The biosphere removes nearly a quarter of anthropogenic greenhouse gas emissions each year through biogeochemical processes. These fluxes, along with biophysical exchanges of energy and water, play an important role in local to global climate dynamics and human well-being. With an urgent need to decrease the amount of greenhouse gases in the atmosphere to avoid runaway climate change, much recent work has focused on identifying and quantifying the role that terrestrial ecosystems could play in mitigating climate change. Restoration of coastal and deltaic wetlands, with their often carbon-rich organic soils and high productivity, presents an attractive but largely untested land-based climate mitigation strategy.
The benefits associated with wetland restoration stem from two key areas. First, drained agricultural peat soils can be large greenhouse gas sources. Second, the slow decomposition rates of inundated wetland soil organic matter along with high productivity leads to soil carbon accumulation and protection. While these tenets are generally widely appreciated, they have rarely been tested and measured at the ecosystem scale, over multiple years.
In this dissertation work, I studied the coupled biogeochemical and biophysical impacts of a long-term wetland restoration ecological experiment in the Sacramento-San Joaquin River Delta in California, USA. By continuously measuring greenhouse gas and energy fluxes at the ecosystem scale over a variety of land cover types, including four restored wetlands of various ages and structures, I was able to characterize the carbon, greenhouse gas, and biophysical impacts of degraded peat soil restoration to freshwater deltaic wetlands.
I find that these restored freshwater deltaic wetlands are highly productive, sequestering carbon in the soil as productivity outpaces ecosystem respiration. This productivity comes at the cost of substantial methane emissions, however, making these wetlands greenhouse gas neutral to sources over a century. Despite this fact, transitions from high-emission degraded peat soil agricultural land uses to restored deltaic wetlands often reduce greenhouse gas emissions overall. Furthermore, I analyze how the biophysical impacts of this restoration activity – the changes to the way the ecosystems exchange heat and water – affect the surface temperature and boundary layer. I find that along with potential biogeochemical benefits, restored deltaic wetlands have an evaporative cooling effect due to rougher, wetter canopies.

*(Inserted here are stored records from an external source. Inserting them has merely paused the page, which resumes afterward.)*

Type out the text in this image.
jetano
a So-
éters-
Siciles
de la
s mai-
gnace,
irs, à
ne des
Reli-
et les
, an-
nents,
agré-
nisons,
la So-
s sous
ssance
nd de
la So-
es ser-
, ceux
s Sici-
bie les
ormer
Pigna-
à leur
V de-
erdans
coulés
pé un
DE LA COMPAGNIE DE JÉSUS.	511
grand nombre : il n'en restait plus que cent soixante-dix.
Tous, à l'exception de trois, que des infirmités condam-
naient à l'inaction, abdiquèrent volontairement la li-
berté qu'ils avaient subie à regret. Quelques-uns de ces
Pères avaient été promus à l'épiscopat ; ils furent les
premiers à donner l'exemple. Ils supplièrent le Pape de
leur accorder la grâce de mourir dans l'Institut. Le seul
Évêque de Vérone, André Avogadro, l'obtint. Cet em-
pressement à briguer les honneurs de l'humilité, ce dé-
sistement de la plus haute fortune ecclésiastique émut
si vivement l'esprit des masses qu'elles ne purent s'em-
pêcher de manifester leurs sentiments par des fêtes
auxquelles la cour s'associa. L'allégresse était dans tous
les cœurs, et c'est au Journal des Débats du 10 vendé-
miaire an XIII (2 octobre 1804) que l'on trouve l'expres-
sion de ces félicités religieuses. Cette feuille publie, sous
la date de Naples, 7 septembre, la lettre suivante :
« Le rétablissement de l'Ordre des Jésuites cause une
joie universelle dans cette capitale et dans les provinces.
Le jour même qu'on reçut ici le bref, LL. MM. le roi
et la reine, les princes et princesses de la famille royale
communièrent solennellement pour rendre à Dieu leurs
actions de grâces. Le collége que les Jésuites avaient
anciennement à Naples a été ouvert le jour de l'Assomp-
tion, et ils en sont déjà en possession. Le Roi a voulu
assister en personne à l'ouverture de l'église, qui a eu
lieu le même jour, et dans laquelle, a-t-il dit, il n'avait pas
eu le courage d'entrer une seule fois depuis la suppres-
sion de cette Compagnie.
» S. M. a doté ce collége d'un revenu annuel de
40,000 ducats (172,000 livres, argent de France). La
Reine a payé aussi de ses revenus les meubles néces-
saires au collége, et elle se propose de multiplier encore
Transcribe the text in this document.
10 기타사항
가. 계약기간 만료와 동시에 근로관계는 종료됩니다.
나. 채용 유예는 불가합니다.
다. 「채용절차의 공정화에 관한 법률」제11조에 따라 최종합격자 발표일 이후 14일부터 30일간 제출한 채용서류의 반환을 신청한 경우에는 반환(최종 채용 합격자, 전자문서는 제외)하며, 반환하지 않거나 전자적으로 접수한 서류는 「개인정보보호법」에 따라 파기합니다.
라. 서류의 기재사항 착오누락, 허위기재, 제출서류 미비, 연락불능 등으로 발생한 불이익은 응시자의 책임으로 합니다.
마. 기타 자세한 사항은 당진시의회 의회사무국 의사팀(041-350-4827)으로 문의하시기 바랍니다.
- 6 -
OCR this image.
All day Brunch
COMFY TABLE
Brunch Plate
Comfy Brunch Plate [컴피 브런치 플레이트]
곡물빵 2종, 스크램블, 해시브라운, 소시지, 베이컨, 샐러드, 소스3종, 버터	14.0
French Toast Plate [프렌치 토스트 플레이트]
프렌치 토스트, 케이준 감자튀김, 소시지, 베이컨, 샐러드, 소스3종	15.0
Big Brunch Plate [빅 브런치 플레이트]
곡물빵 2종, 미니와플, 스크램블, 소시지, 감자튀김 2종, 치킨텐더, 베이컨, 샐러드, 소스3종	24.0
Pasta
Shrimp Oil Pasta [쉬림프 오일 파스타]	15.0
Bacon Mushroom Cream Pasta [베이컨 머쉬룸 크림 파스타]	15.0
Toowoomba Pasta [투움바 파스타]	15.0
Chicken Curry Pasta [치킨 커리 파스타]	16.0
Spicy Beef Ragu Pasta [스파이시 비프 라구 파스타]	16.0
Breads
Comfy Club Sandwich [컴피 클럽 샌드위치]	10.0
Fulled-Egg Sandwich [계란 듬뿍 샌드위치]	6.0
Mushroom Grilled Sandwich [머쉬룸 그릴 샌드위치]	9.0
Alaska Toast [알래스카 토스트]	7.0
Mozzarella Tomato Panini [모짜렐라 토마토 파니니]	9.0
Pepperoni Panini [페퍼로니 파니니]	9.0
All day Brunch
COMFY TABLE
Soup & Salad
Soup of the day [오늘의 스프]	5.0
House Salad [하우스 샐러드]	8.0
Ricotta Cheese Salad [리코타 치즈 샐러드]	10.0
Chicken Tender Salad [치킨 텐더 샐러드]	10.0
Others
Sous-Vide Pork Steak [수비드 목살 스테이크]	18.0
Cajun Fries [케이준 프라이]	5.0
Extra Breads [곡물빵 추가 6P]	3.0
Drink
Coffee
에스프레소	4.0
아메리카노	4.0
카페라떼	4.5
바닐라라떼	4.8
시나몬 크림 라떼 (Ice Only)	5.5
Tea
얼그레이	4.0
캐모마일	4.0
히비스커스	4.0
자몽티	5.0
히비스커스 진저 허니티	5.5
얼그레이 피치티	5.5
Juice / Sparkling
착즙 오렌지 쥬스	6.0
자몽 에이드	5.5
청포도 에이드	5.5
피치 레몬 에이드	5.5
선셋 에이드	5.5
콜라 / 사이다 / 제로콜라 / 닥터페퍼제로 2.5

These findings shed light on the viability of freshwater wetland restoration as a land-based climate mitigation solution. Restored wetlands should be part of a climate solution, but aren’t a ‘quick fix’. Ecosystem restoration is a dynamic process, with interannual variability, succession, and disturbance influencing the long-term performance of these ecosystems. Despite the incurred methane emissions in our restored wetlands, the flooded conditions effectively inhibit heterotrophic soil respiration and thus sequester carbon and create soil, refilling the deeply subsided ‘islands’ that have formed over the past century and a half. Other positive co-benefits, like local to regional biophysical cooling, along with habitat enhancement, must be considered to understand the full potential of restored wetlands as a part of the climate solution.